Santana's performance completed an impressive weekend for Angels starters. Joe Saunders pitched six shutout innings on Friday, and earned a demotion to Triple-A Salt Lake City for his troubles. (Tough room.) Bartolo Colon, whose return from the disabled list was the reason Saunders was optioned, allowed one earned run in seven innings on Saturday in his first appearance since being sidelined by a torn rotator cuff last July. With Santana, that made two earned runs in 20 innings by the starters. Scioscia can presumably live with that.

"Our rotation we have now is the rotation we envisioned at some point in the season," he said.

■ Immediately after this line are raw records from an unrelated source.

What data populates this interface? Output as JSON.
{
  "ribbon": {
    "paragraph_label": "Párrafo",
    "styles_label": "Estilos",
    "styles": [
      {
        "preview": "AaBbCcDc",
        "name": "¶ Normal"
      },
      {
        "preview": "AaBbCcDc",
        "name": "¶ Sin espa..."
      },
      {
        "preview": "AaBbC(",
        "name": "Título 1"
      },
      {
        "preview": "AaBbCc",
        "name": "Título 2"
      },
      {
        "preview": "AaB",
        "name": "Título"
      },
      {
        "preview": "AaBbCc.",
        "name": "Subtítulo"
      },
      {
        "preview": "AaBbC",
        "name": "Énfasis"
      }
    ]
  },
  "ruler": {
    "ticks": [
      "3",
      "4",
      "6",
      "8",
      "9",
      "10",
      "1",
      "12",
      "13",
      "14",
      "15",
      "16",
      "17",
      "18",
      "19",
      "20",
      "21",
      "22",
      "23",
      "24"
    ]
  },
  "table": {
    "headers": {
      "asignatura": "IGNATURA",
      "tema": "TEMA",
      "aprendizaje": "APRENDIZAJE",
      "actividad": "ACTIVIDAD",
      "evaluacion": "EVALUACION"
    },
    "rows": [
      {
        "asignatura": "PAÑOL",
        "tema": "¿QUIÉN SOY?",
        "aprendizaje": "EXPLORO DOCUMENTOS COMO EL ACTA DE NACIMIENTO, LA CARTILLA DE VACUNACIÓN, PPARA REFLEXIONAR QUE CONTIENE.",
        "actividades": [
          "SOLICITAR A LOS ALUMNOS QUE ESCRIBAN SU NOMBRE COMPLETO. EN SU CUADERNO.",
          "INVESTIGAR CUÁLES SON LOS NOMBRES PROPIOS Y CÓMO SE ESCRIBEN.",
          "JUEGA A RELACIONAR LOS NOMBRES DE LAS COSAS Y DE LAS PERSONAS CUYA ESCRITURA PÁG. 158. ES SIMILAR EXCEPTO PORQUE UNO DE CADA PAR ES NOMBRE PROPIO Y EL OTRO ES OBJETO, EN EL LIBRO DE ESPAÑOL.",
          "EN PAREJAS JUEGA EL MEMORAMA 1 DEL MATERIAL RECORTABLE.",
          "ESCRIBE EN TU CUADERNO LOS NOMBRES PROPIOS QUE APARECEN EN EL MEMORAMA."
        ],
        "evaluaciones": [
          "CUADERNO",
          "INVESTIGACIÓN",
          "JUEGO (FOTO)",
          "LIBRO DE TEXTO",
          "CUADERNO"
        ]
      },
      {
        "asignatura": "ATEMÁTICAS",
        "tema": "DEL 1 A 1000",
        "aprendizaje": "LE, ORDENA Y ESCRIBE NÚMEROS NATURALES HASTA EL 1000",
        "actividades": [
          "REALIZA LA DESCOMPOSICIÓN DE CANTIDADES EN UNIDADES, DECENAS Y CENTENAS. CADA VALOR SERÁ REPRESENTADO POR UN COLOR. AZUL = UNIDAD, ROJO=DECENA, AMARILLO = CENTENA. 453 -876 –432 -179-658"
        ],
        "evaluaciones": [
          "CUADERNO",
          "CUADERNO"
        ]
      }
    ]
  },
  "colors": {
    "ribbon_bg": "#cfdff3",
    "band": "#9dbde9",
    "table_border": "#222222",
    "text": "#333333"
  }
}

That rotation with Santana, Colon, Simi Valley's Jered Weaver, John Lackey and Kelvim Escobar is expected to be whole when Escobar returns Tuesday.

"The five guys we have, we're confident we're going to do what we need to do from a rotation to be championship caliber," said Scioscia.

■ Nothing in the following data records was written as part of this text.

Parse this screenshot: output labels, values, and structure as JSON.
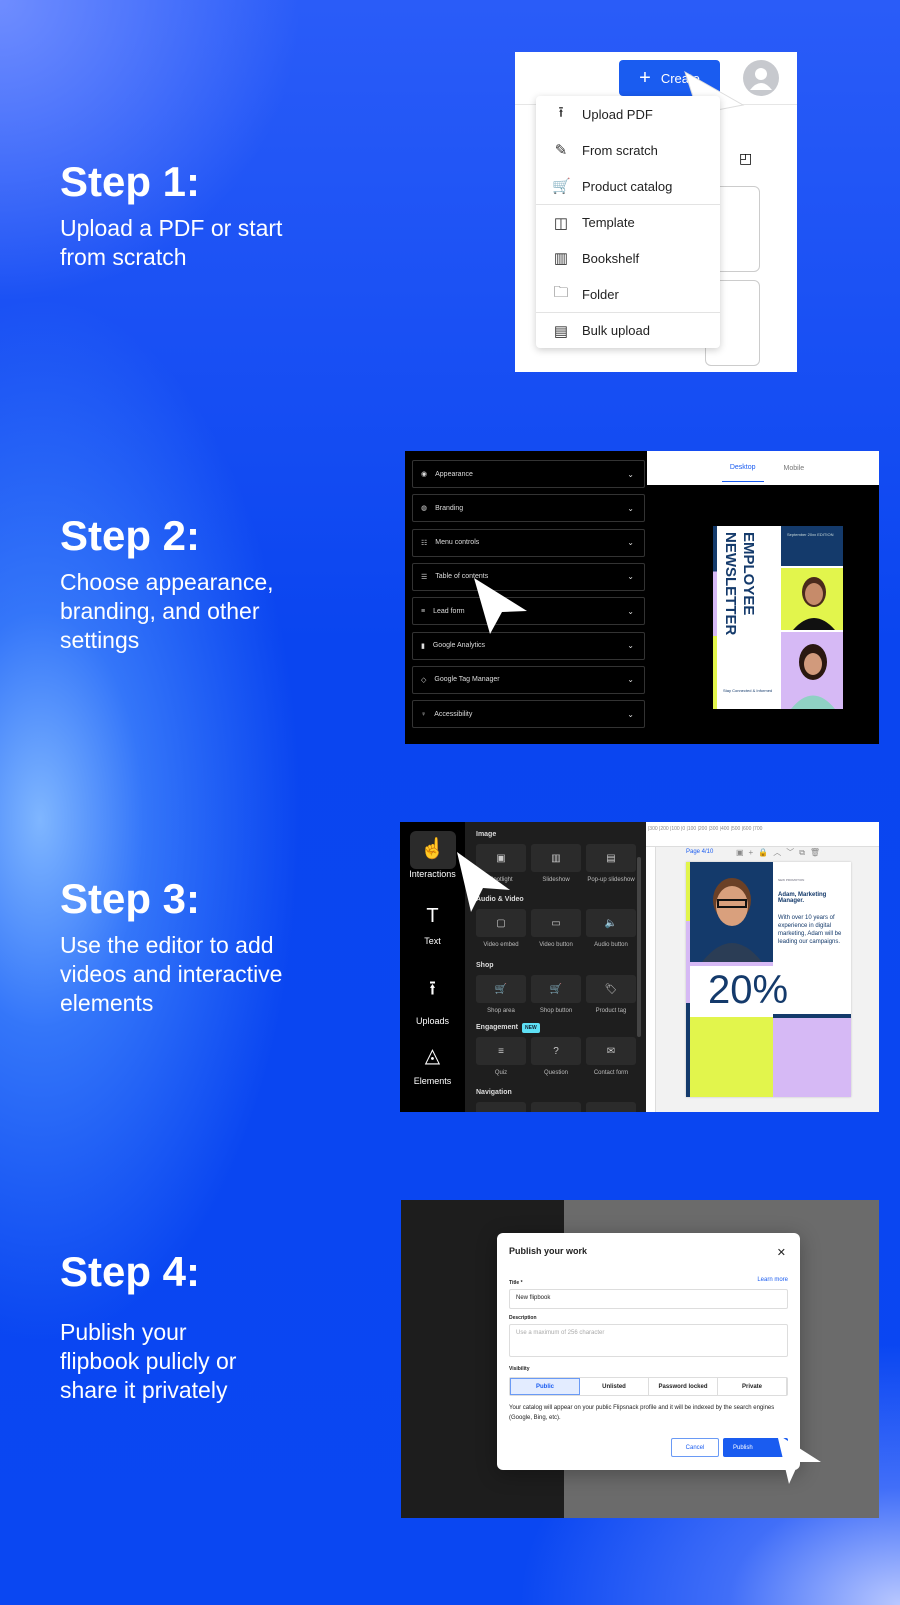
{
  "steps": [
    {
      "title": "Step 1:",
      "desc": "Upload a PDF or start from scratch"
    },
    {
      "title": "Step 2:",
      "desc": "Choose appearance, branding, and other settings"
    },
    {
      "title": "Step 3:",
      "desc": "Use the editor to add videos and interactive elements"
    },
    {
      "title": "Step 4:",
      "desc": "Publish your flipbook pulicly or share it privately"
    }
  ],
  "step1": {
    "create_label": "Create",
    "menu": [
      {
        "label": "Upload PDF",
        "icon": "upload-icon",
        "glyph": "⭱"
      },
      {
        "label": "From scratch",
        "icon": "magic-brush-icon",
        "glyph": "✎"
      },
      {
        "label": "Product catalog",
        "icon": "cart-icon",
        "glyph": "🛒"
      },
      {
        "label": "Template",
        "icon": "template-icon",
        "glyph": "◫"
      },
      {
        "label": "Bookshelf",
        "icon": "bookshelf-icon",
        "glyph": "▥"
      },
      {
        "label": "Folder",
        "icon": "folder-icon",
        "glyph": "🗀"
      },
      {
        "label": "Bulk upload",
        "icon": "archive-icon",
        "glyph": "▤"
      }
    ]
  },
  "step2": {
    "settings": [
      {
        "label": "Appearance",
        "glyph": "◉"
      },
      {
        "label": "Branding",
        "glyph": "◍"
      },
      {
        "label": "Menu controls",
        "glyph": "☷"
      },
      {
        "label": "Table of contents",
        "glyph": "☰"
      },
      {
        "label": "Lead form",
        "glyph": "≡"
      },
      {
        "label": "Google Analytics",
        "glyph": "▮"
      },
      {
        "label": "Google Tag Manager",
        "glyph": "◇"
      },
      {
        "label": "Accessibility",
        "glyph": "♀"
      }
    ],
    "tabs": {
      "desktop": "Desktop",
      "mobile": "Mobile"
    },
    "preview": {
      "title1": "EMPLOYEE",
      "title2": "NEWSLETTER",
      "edition": "September 20xx EDITION",
      "footer": "Stay Connected & Informed"
    }
  },
  "step3": {
    "rail": [
      {
        "label": "Interactions",
        "glyph": "☝"
      },
      {
        "label": "Text",
        "glyph": "T"
      },
      {
        "label": "Uploads",
        "glyph": "⭱"
      },
      {
        "label": "Elements",
        "glyph": "◬"
      }
    ],
    "sections": [
      "Image",
      "Audio & Video",
      "Shop",
      "Engagement",
      "Navigation"
    ],
    "new_badge": "NEW",
    "tiles": [
      [
        "Spotlight",
        "Slideshow",
        "Pop-up slideshow"
      ],
      [
        "Video embed",
        "Video button",
        "Audio button"
      ],
      [
        "Shop area",
        "Shop button",
        "Product tag"
      ],
      [
        "Quiz",
        "Question",
        "Contact form"
      ]
    ],
    "page_label": "Page 4/10",
    "doc": {
      "kicker": "NEW PROMOTION",
      "name": "Adam, Marketing Manager.",
      "bio": "With over 10 years of experience in digital marketing, Adam will be leading our campaigns.",
      "big": "20%"
    }
  },
  "step4": {
    "modal": {
      "title": "Publish your work",
      "title_label": "Title *",
      "learn_more": "Learn more",
      "title_value": "New flipbook",
      "description_label": "Description",
      "description_placeholder": "Use a maximum of 256 character",
      "visibility_label": "Visibility",
      "options": [
        "Public",
        "Unlisted",
        "Password locked",
        "Private"
      ],
      "selected": "Public",
      "note": "Your catalog will appear on your public Flipsnack profile and it will be indexed by the search engines (Google, Bing, etc).",
      "cancel": "Cancel",
      "publish": "Publish"
    }
  },
  "colors": {
    "accent": "#1a5cf0",
    "navy": "#143a6b",
    "lime": "#e2f54c",
    "lavender": "#d6b9f5"
  }
}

The Mariners, on the other hand, have rotation issues that weren't helped when manager Mike Hargrove gave Weaver a quick hook Sunday. In his third start in Seattle's weather-plagued season, he fell to 0-3, giving up three runs in three innings and pitching a bit better than that. He was consistently ahead of hitters and, with a little luck, might have escaped without giving up a run. The second inning hinged on an infield dribbler by Erick Aybar, while the run in the third came when a sinking liner off the glove of Ibanez went for an RBI triple by Casey Kotchman. It would have been a great play by Ibanez, but the near miss had to make Weaver feel a bit unlucky.

Weaver finished the third by striking out the last two batters he faced and then was gone in a decision that seems a bit shortsighted. The Mariners are going to need an effective Weaver, the sooner the better, and this might have been a chance for him to gain a little more command in his first start on regular rest. But Hargrove was unwilling to wait, a bit of impatience that may reflect a Mariners losing streak now at six games. Then again, it might just reflect Hargrove, a rather terse and hair-triggered sort.

Whatever the exact reasoning, the big-picture result was the same. The Angels came out of this series with a restored rotation. The Mariners, having given up 21 runs in three games, move on with their issues, not their pitching, intact.